In the manuscript it’s not clear the clinical impact of these results. Do the authors suggest that all patients could benefit from a PLIN2 dosage to better clarify the ischemic risk? Could PLIN2 expression become a treatment modifier with the aim to intensify antithrombotic and lipid-lowering therapy in patients with high levels of PLIN2 expression? Please clarify and expand this aspect.

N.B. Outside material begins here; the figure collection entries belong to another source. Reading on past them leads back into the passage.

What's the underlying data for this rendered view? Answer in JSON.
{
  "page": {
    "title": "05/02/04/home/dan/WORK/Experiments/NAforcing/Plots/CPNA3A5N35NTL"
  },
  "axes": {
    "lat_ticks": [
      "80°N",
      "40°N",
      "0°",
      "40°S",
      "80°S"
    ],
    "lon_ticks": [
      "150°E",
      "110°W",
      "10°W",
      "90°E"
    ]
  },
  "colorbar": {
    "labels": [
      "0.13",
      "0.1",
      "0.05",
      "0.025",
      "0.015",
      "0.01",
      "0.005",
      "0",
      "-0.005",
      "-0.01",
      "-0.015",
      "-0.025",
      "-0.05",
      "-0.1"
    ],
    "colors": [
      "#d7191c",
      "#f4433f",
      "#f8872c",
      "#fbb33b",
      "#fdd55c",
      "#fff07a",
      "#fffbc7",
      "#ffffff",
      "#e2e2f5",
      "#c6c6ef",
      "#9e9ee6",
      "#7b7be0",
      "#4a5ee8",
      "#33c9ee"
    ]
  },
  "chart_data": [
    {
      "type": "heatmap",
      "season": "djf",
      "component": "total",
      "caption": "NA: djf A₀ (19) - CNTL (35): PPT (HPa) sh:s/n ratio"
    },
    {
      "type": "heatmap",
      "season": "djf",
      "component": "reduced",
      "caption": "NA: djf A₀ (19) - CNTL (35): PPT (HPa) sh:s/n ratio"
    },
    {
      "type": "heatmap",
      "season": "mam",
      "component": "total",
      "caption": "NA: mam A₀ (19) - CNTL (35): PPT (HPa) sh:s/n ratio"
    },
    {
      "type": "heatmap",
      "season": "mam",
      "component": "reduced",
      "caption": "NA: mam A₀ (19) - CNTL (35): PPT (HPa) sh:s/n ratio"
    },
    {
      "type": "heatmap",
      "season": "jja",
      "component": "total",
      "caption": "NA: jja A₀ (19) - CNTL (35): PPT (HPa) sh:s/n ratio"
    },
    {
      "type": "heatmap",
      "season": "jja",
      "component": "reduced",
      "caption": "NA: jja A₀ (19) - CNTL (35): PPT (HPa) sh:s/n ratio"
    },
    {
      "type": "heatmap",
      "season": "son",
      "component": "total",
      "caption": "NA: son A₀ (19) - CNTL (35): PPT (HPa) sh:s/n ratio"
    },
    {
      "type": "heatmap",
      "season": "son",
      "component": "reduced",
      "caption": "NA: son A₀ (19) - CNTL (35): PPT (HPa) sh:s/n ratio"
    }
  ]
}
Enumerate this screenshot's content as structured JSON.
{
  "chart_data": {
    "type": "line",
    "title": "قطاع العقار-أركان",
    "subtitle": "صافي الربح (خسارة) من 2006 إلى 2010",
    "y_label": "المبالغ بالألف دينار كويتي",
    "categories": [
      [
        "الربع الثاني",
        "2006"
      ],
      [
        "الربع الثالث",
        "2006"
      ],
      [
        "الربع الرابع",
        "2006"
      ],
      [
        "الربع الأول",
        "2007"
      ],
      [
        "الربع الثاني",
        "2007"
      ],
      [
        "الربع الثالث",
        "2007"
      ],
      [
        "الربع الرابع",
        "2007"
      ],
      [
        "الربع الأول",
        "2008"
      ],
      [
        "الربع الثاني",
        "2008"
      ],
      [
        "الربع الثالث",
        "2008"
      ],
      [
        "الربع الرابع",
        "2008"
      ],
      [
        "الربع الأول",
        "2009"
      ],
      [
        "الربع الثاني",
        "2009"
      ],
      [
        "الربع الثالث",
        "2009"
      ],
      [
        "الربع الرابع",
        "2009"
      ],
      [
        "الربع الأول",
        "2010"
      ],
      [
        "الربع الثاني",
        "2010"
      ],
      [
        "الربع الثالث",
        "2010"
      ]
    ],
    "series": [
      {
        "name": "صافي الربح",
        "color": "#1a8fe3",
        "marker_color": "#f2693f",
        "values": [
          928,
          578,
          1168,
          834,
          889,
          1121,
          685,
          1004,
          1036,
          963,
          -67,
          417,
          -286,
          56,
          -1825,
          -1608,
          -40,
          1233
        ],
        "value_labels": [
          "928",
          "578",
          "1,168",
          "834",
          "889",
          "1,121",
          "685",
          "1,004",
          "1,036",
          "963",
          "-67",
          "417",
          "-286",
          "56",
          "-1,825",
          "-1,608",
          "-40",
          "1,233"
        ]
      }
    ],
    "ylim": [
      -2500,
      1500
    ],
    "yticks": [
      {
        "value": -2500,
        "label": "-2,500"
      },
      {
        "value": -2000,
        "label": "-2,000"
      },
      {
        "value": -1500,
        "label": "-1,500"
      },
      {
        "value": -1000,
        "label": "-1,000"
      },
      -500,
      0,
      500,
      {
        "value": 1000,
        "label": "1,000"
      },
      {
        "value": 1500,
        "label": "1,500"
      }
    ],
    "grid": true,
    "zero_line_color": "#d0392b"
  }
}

Thank you for your comment. As previously pointed out, “The potential clinical implications of PLIN2 regulation may include its potential prognostic and therapeutic use, for example as an early identification and risk stratification for the onset and progression of coronary artery disease or as a potential biomarker for better management of patient drug treatments.”
In particular, the modulation of PLIN2 expression could help in distinguishing patients at higher risk of developing coronary events at an earlier stage, thus allowing more tailored preventive strategies. Moreover, by serving as a biomarker linked to lipid metabolism and vascular pathology, PLIN2 may guide the optimization of pharmacological therapies, improving patient stratification and potentially contributing to personalized treatment approaches.

Round 2

Reviewer 2 Report

Comments and Suggestions for Authors

This is a second revision of well executed research and a well written paper aimed to investigate the role of Perilipin-2 (PLIN2) and its regulation mechanisms in atherosclerosis and plaque instability in patients with a diagnosis of ST-elevation myocardial infarction (STEMI), and chronic coronary syndrome (CCS).

The paper is well revised and the authors provided satisfactory comments to my suggestions.

There are no concerns about ethical issues, conflict of interest and plagiarism/publication ethics.